The title is a simple expression of Marxist ideology - not all of it by a very long way. It is also a concept challenged in Ayn Rands "Atlas Shrugged", which I have just finished reading, and which provides some interesting challenges. It is worth a read, if you are interested, but at 1200 pages long, this blog post may be all you need.

Rands approach is "objectivism", which, in the terms of economics, is "from each as he will give, to each as he earns" - that if you invent stuff, or create stuff, you deserve to make lots of money from it. She is also very opposed to regulation and restriction of practice, on the grounds that a free and fair competition gives the best opportunity for creative and imaginative minds to make a difference, and make something of themselves.

Before you think that these are trivial pieces of economic theory, the Marxist approach has been tried and failed in communist states - most especially China. And Rands approach is an important underpinning of Western capitalism, especially American. And that is in the process of failing as well.

The problem, I think, is that both of these approaches are flawed. I would like to explore why.

"From each according to his ability" - actually, properly understood, this is a very good principle. Each person should be enabled to perform to his - or her - ability. But this does not mean, as Rand suggests, that the most able just have to work harder. It does mean that those with greater ability should work in more challenging environments, because they will flourish there. It is about fitting people into the right places.

Rand is correct that, if you just make more able people work harder, then you are punishing ability. That is not what this should mean. Ability should not be punished, but rewarded. That is the key. And - to an extent - that reward needs to be financial.

"To each according to their need" - this is also a good principle, sort of. I would alter this, that to each is partly according to what they give, to their ability, to what they are able to achieve. This means that people should receive according to what they contribute, as a starting point, meaning that nurses and teachers would be paid reasonably, but people who simply juggle money would be paid less. And I would probably be paid less than I am, which is life.

But additionally, people should be able to have their basic needs met, which is what this is really about. It is not, as Rand suggested, about providing for peoples wants, or for what they can argue that they "need". It is about providing some basic needs - somewhere to live, something to eat and drink. We would probably include health care too. The important thing is that this is NEEDS, not WANTS. So much of our system is about providing something more than basic needs, which is not a bad thing in itself, but that is something over and above basic requirements.

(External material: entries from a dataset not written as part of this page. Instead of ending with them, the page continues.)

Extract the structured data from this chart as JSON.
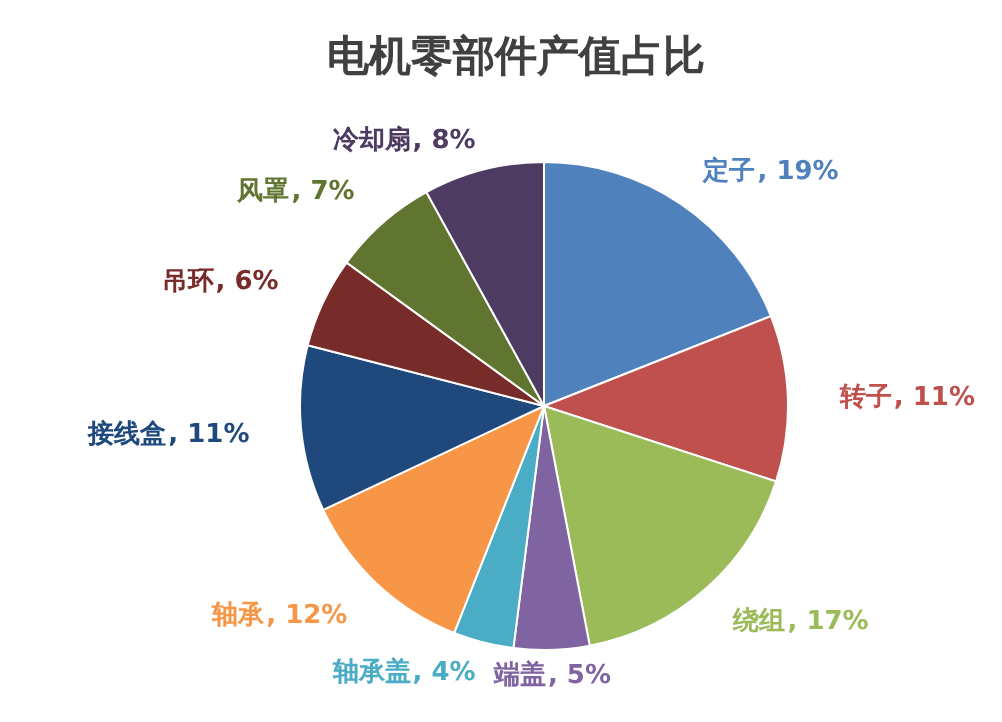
{
  "chart_data": {
    "type": "pie",
    "title": "电机零部件产值占比",
    "categories": [
      "定子",
      "转子",
      "绕组",
      "端盖",
      "轴承盖",
      "轴承",
      "接线盒",
      "吊环",
      "风罩",
      "冷却扇"
    ],
    "values": [
      19,
      11,
      17,
      5,
      4,
      12,
      11,
      6,
      7,
      8
    ],
    "colors": [
      "#4f81bd",
      "#c0504d",
      "#9bbb59",
      "#8064a2",
      "#4bacc6",
      "#f79646",
      "#1f497d",
      "#772c2a",
      "#5f7530",
      "#4d3b62"
    ],
    "value_labels": [
      ", 19%",
      ", 11%",
      ", 17%",
      ", 5%",
      ", 4%",
      ", 12%",
      ", 11%",
      ", 6%",
      ", 7%",
      ", 8%"
    ],
    "legend": false
  }
}
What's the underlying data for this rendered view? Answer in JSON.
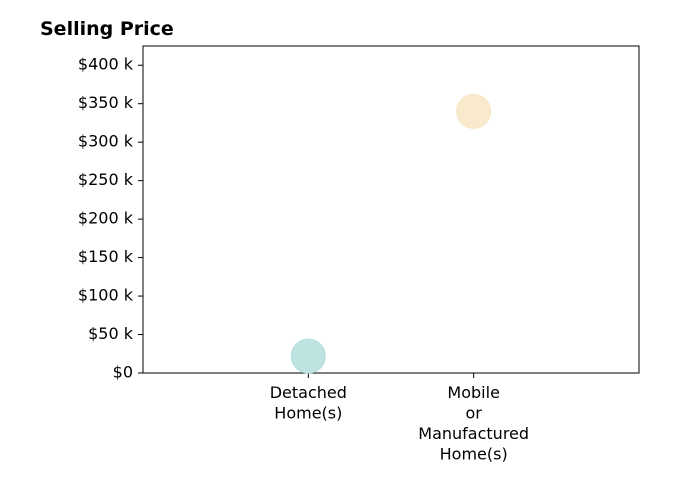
{
  "chart_data": {
    "type": "scatter",
    "title": "Selling Price",
    "xlabel": "",
    "ylabel": "",
    "categories": [
      [
        "Detached",
        "Home(s)"
      ],
      [
        "Mobile",
        "or",
        "Manufactured",
        "Home(s)"
      ]
    ],
    "points": [
      {
        "category_index": 0,
        "value": 22000,
        "color": "#b2dfdb"
      },
      {
        "category_index": 1,
        "value": 340000,
        "color": "#f8e6c4"
      }
    ],
    "ylim": [
      0,
      425000
    ],
    "yticks": [
      0,
      50000,
      100000,
      150000,
      200000,
      250000,
      300000,
      350000,
      400000
    ],
    "ytick_labels": [
      "$0",
      "$50 k",
      "$100 k",
      "$150 k",
      "$200 k",
      "$250 k",
      "$300 k",
      "$350 k",
      "$400 k"
    ],
    "xlim": [
      -1,
      2
    ],
    "grid": false,
    "legend": "none"
  }
}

This basic should be somewhere to live, not necessarily in the places they want or as large as they may desire, enough food for their family to live on properly, and a little spare money. And, of course, it must be worth while to get a job, and work needs to be taken into account. We far too often confuse needs and wants - it is not unreasonable to provide for peoples wants too, but we shouldn't confuse needs and wants.

The principle "from each ... to each ..." is actually not a bad one, as long as it is properly understood. The danger of Rands approach is that it fails to do what it claims, because people are not altruistic by their nature, and it depends on them being so. If they are not, but are greedy, then it will fail. As we are seeing.

If you don't believe that it fails, then watch the Leverson enquiry. That should convince you if nothing else does.